All of the South Rim trails offer the option to descend a short distance and return to the rim. Some popular choices are hiking to Santa Maria Springs on the Hermit Trail (5 miles round trip), to Horseshoe Mesa on the Grandview Trail (6.5 miles round trip), and to Ooh-Ah Point (1.8 miles round trip and a great place to catch the sunrise) or Cedar Ridge (3 miles round trip) on the South Kaibab Trail. The Bright Angel Trail also offers multiple opportunities for day hikes. There are many hiking options on the North Rim as well, including hiking to Coconino Overlook (1.5 miles round trip) or Supai Tunnel (4 miles round trip) on the North Kaibab Trail. Keep in mind, the only truly easy trails at the Grand Canyon are the flat, paved ones on the rims!

Grand Canyon Sunrise View - Rim to River to Rim

Grand Canyon sunrise views

More Information

Aside from logistics, complete preparation for any of these hikes requires a high level of physical conditioning, proper clothing and footwear, and appropriate nutrition, hydration, et cetera. The heat in the inner canyon in summer is dangerous, so pick a more optimal season for your visit. Late March to early April and late September to early October are my favorite times to go.

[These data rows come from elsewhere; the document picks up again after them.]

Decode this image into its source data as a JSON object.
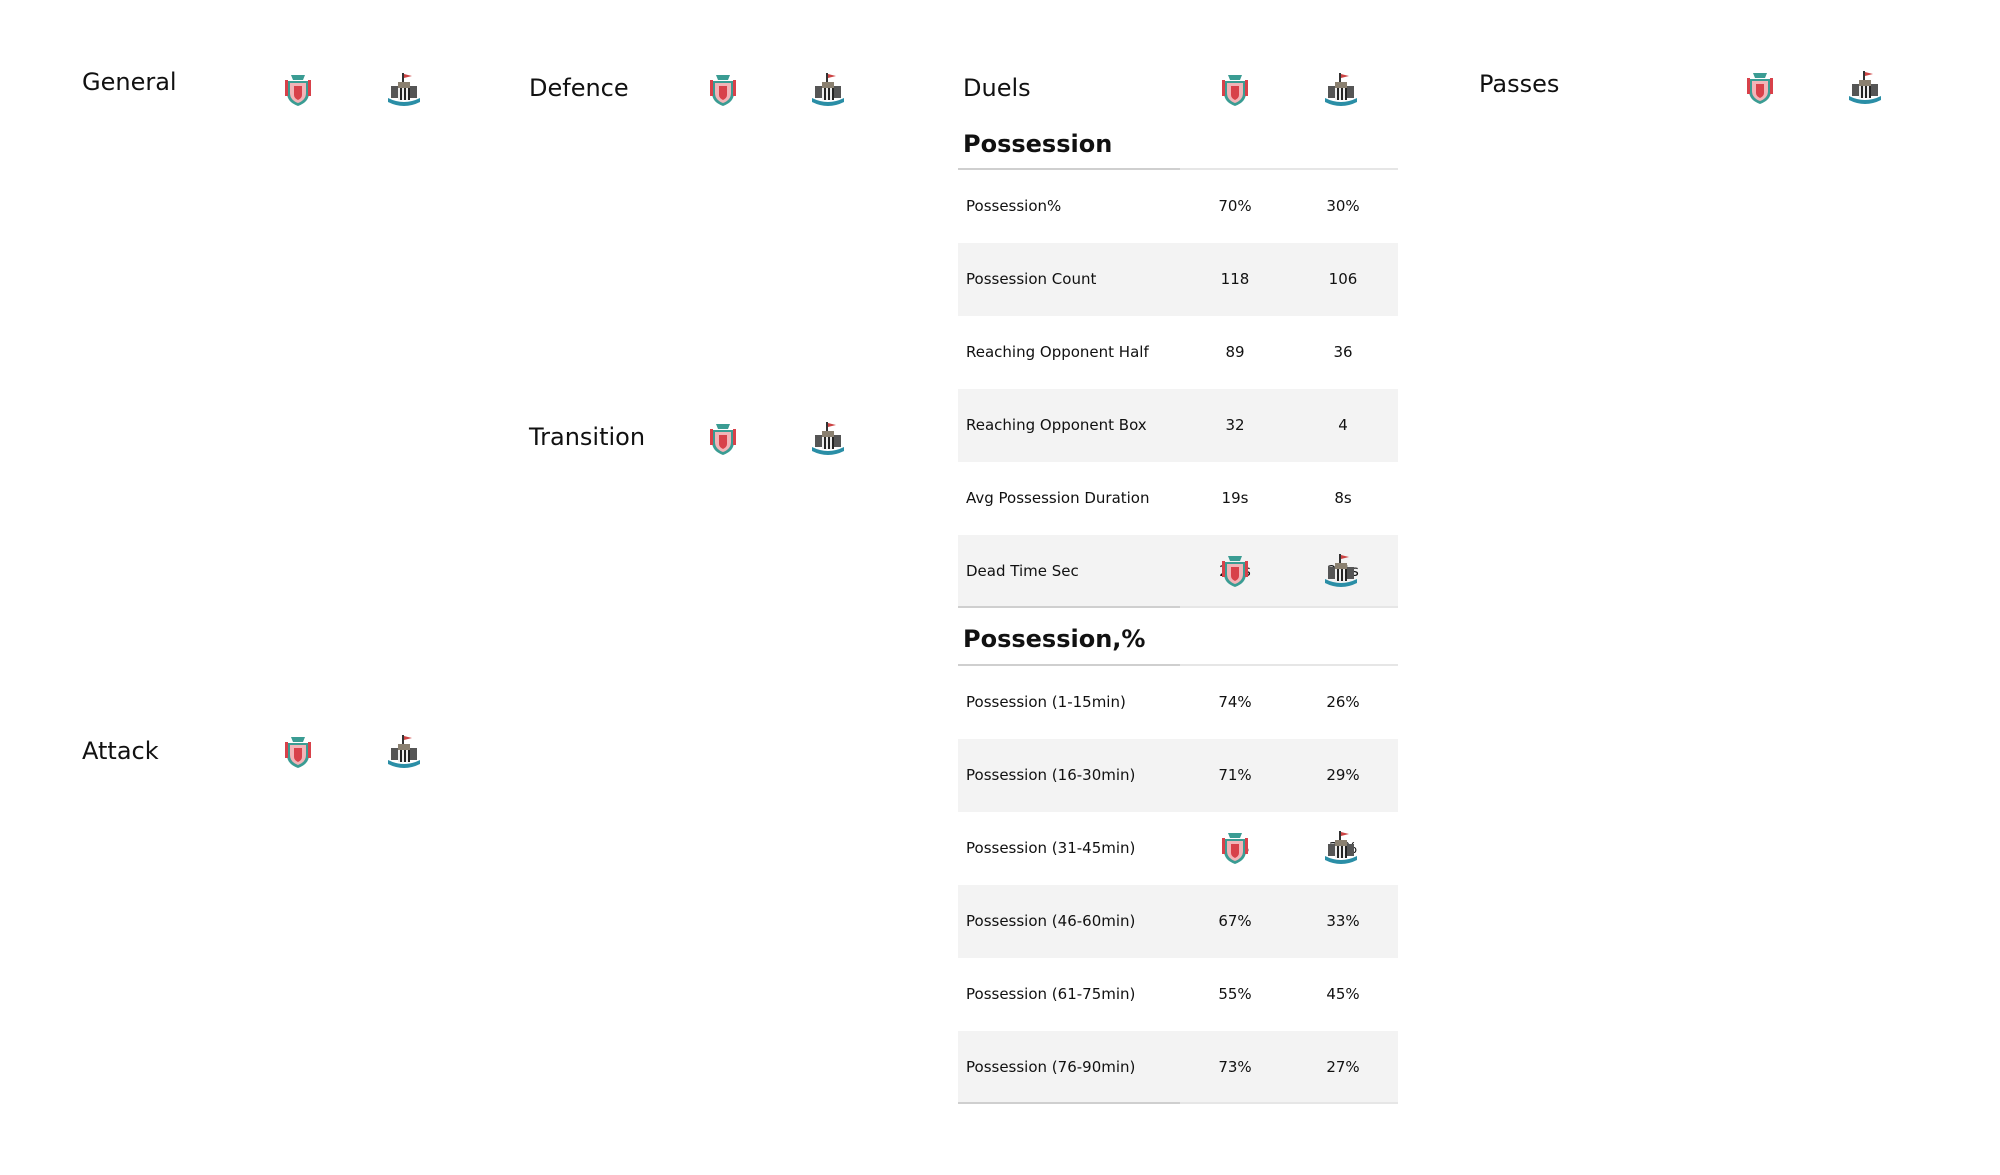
{
  "panels": {
    "general": "General",
    "defence": "Defence",
    "duels": "Duels",
    "passes": "Passes",
    "transition": "Transition",
    "attack": "Attack"
  },
  "teams": [
    {
      "icon": "liverpool-crest-icon",
      "colors": [
        "#d8414a",
        "#3a9c93"
      ]
    },
    {
      "icon": "newcastle-crest-icon",
      "colors": [
        "#222222",
        "#2a8ea6"
      ]
    }
  ],
  "table": {
    "sections": [
      {
        "title": "Possession",
        "rows": [
          {
            "label": "Possession%",
            "home": "70%",
            "away": "30%"
          },
          {
            "label": "Possession Count",
            "home": "118",
            "away": "106"
          },
          {
            "label": "Reaching Opponent Half",
            "home": "89",
            "away": "36"
          },
          {
            "label": "Reaching Opponent Box",
            "home": "32",
            "away": "4"
          },
          {
            "label": "Avg Possession Duration",
            "home": "19s",
            "away": "8s"
          },
          {
            "label": "Dead Time Sec",
            "home": "2   1s",
            "away": "2   1s"
          }
        ]
      },
      {
        "title": "Possession,%",
        "rows": [
          {
            "label": "Possession (1-15min)",
            "home": "74%",
            "away": "26%"
          },
          {
            "label": "Possession (16-30min)",
            "home": "71%",
            "away": "29%"
          },
          {
            "label": "Possession (31-45min)",
            "home": "7 %",
            "away": "3 %"
          },
          {
            "label": "Possession (46-60min)",
            "home": "67%",
            "away": "33%"
          },
          {
            "label": "Possession (61-75min)",
            "home": "55%",
            "away": "45%"
          },
          {
            "label": "Possession (76-90min)",
            "home": "73%",
            "away": "27%"
          }
        ]
      }
    ]
  }
}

The Grand Canyon National Park website is an excellent choice for detailed information on any of these hikes. For additional trip ideas and information, see all of our past TrailGroove articles here on our TrailFinder Page and more can be found with a search here for “Grand Canyon”. The Grand Canyon Hiker Dude Show is a podcast that has been a great resource. I have also found the Falcon Guide on Hiking the Grand Canyon very useful as well as the National Geographic Trails Illustrated Grand Canyon maps. For easier day hikes, Best Easy Day Hikes Grand Canyon is worth a look. For getting to and from trailheads, as well as for exploring other destinations in the state, the Arizona Delorme Atlas is a great mapping resource to have on hand.

I hope you will get out there and give it a try – properly prepared and well informed, of course. But be careful, you may just find yourself addicted, like me!